Although toxic to humans, life forms such as mussels and shrimp are able to survive on a food chain based on these lethal chemicals.

“[Life] can do well in a toxic hell,” Baker said.

Oceanographers and scientists applied this discovery to outer space exploration. Mars is even more volcanically active than Earth, and oceanographers have proven life can exist in this type of environment.

Additionally, astronomers hypothesized Jupiter’s moon Europa may have oceans. Oceanographers conceive Europa could support hydrothermal life.

Oceanographers now use sonar mapping to visualize the sea floor in detail and have discovered there are more than 36,000 miles of ridges on the sea floor that constantly create new layers of Earth’s crust.

These ridges are concentrated with volcanic activity. More than 80 percent of volcanic events take place on the sea floor, Baker said. Oceanographers utilize a machine that can dive directly into the ocean without requiring operators to control it from inside the machine.

“Most of the money [for ocean and space research] goes to keeping the people [in the machines] safe,” Baker said.

New technology, therefore, is much more inexpensive, convenient and secure. In spite of this, “only a small fraction of the sea floor has been mapped,” Baker said.

Baker received his undergraduate degree in geology from the University of Notre Dame and received a master’s degree and Ph.D. from the University of Washington. He has studied oceanography for 40 years and has had more than 80 publications.
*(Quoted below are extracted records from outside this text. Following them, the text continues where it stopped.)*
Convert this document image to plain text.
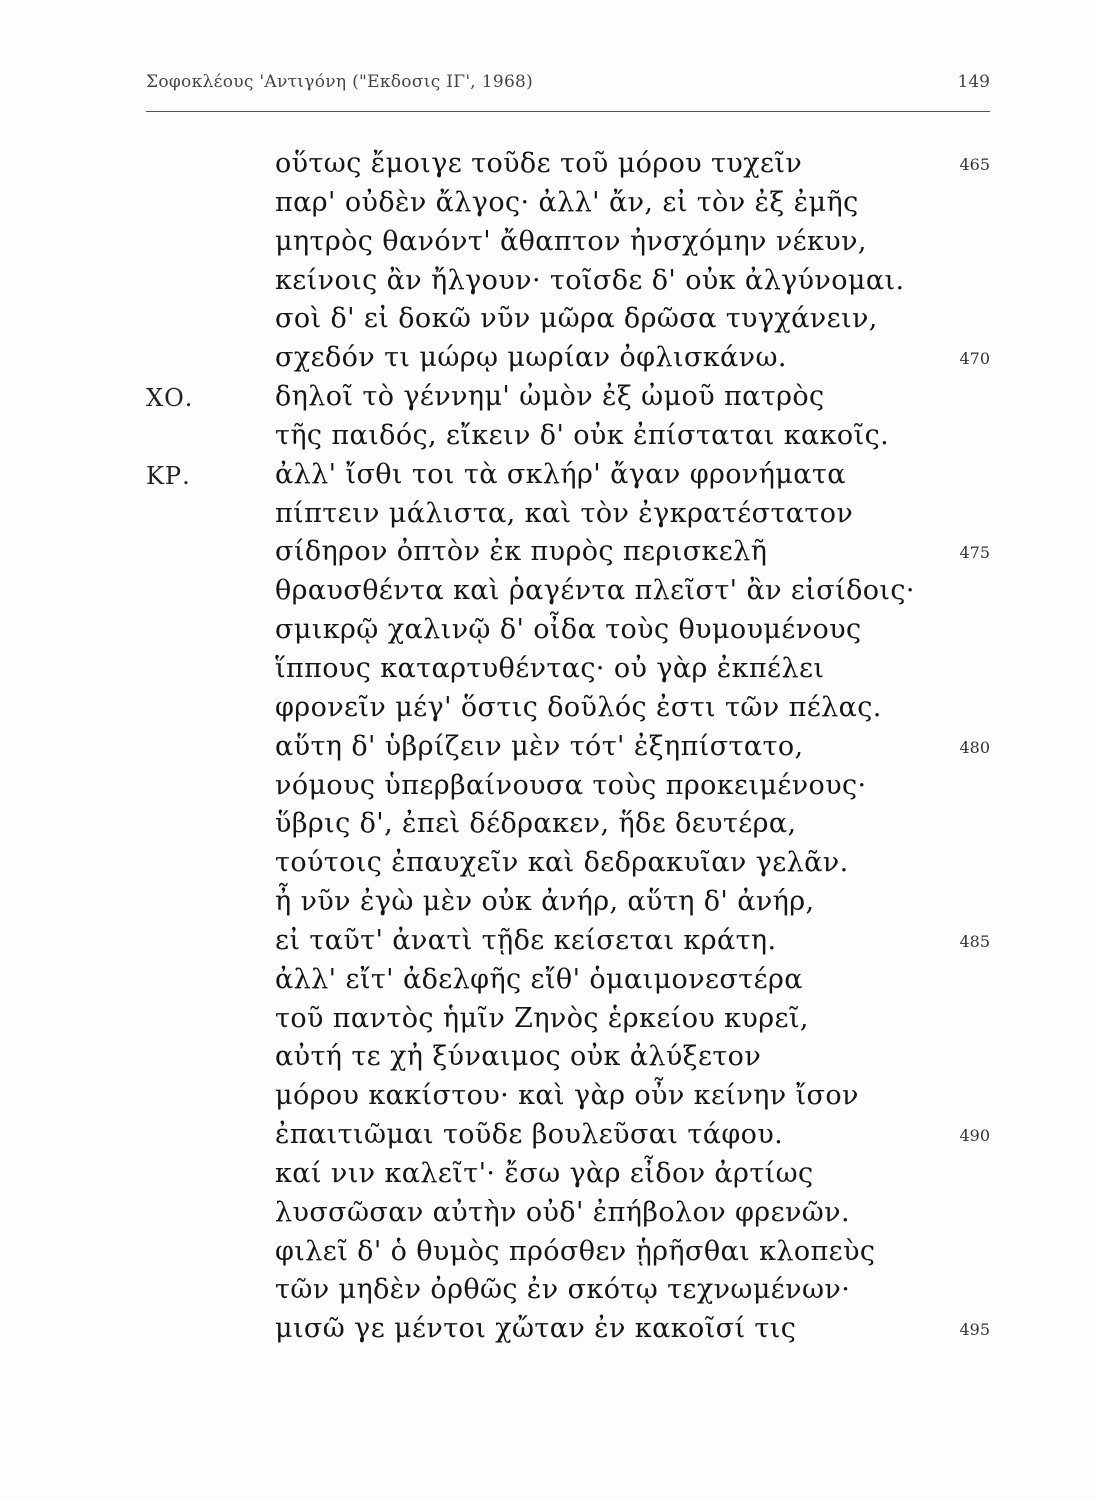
Σοφοκλέους 'Αντιγόνη ("Εκδοσις ΙΓ', 1968)	149
οὕτως ἔμοιγε τοῦδε τοῦ μόρου τυχεῖν	465
παρ' οὐδὲν ἄλγος· ἀλλ' ἄν, εἰ τὸν ἐξ ἐμῆς
μητρὸς θανόντ' ἄθαπτον ἠνσχόμην νέκυν,
κείνοις ἂν ἤλγουν· τοῖσδε δ' οὐκ ἀλγύνομαι.
σοὶ δ' εἰ δοκῶ νῦν μῶρα δρῶσα τυγχάνειν,
σχεδόν τι μώρῳ μωρίαν ὀφλισκάνω.	470
ΧΟ.	δηλοῖ τὸ γέννημ' ὠμὸν ἐξ ὠμοῦ πατρὸς
τῆς παιδός, εἴκειν δ' οὐκ ἐπίσταται κακοῖς.
ΚΡ.	ἀλλ' ἴσθι τοι τὰ σκλήρ' ἄγαν φρονήματα
πίπτειν μάλιστα, καὶ τὸν ἐγκρατέστατον
σίδηρον ὀπτὸν ἐκ πυρὸς περισκελῆ	475
θραυσθέντα καὶ ῥαγέντα πλεῖστ' ἂν εἰσίδοις·
σμικρῷ χαλινῷ δ' οἶδα τοὺς θυμουμένους
ἵππους καταρτυθέντας· οὐ γὰρ ἐκπέλει
φρονεῖν μέγ' ὅστις δοῦλός ἐστι τῶν πέλας.
αὕτη δ' ὑβρίζειν μὲν τότ' ἐξηπίστατο,	480
νόμους ὑπερβαίνουσα τοὺς προκειμένους·
ὕβρις δ', ἐπεὶ δέδρακεν, ἥδε δευτέρα,
τούτοις ἐπαυχεῖν καὶ δεδρακυῖαν γελᾶν.
ἦ νῦν ἐγὼ μὲν οὐκ ἀνήρ, αὕτη δ' ἀνήρ,
εἰ ταῦτ' ἀνατὶ τῇδε κείσεται κράτη.	485
ἀλλ' εἴτ' ἀδελφῆς εἴθ' ὁμαιμονεστέρα
τοῦ παντὸς ἡμῖν Ζηνὸς ἑρκείου κυρεῖ,
αὐτή τε χἠ ξύναιμος οὐκ ἀλύξετον
μόρου κακίστου· καὶ γὰρ οὖν κείνην ἴσον
ἐπαιτιῶμαι τοῦδε βουλεῦσαι τάφου.	490
καί νιν καλεῖτ'· ἔσω γὰρ εἶδον ἀρτίως
λυσσῶσαν αὐτὴν οὐδ' ἐπήβολον φρενῶν.
φιλεῖ δ' ὁ θυμὸς πρόσθεν ᾑρῆσθαι κλοπεὺς
τῶν μηδὲν ὀρθῶς ἐν σκότῳ τεχνωμένων·
μισῶ γε μέντοι χὤταν ἐν κακοῖσί τις	495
He currently travels on a tour sponsored by the National Science Foundation to lecture to various university crowds about ocean ridges.
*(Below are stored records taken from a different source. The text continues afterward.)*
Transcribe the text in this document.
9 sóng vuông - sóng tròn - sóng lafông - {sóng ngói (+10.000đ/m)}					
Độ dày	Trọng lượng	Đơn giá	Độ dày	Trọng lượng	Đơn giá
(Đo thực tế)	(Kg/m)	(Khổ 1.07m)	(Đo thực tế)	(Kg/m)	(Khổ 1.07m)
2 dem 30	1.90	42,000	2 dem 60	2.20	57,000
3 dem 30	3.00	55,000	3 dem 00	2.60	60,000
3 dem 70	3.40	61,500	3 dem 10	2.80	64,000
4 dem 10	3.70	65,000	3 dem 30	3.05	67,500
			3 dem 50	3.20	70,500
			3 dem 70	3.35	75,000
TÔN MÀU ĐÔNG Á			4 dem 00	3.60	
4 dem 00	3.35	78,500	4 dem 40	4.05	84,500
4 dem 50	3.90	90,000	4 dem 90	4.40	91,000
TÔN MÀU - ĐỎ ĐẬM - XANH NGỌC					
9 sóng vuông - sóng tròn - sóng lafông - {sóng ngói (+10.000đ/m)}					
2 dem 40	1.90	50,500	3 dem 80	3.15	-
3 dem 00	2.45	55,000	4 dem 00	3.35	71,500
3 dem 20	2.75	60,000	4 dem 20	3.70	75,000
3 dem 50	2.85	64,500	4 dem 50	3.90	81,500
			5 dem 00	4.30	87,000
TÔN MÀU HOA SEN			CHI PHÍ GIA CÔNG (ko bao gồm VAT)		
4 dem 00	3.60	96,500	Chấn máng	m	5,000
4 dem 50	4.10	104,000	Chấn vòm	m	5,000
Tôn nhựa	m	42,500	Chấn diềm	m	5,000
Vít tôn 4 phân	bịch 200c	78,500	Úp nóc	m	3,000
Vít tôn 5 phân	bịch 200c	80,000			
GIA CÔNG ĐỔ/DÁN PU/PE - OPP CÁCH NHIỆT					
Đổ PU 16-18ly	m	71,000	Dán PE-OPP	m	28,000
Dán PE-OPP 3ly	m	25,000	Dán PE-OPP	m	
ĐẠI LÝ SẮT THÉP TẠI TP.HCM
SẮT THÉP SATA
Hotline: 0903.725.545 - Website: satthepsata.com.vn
“Oceanography [is] even more fun [than geology]. [It] gave me a chance to look at something more dynamic than rocks — something that’s happening now,” Baker said.

People attending the lecture included University of Wisconsin students hailing from a variety of majors.

“I come to the Friday lectures once in a while just to see what people are researching,” said geology major Sarah Edwards. “[Today’s lecture] was very interesting.”

The UW geology department hosts lectures about an assortment of geological research topics every Friday.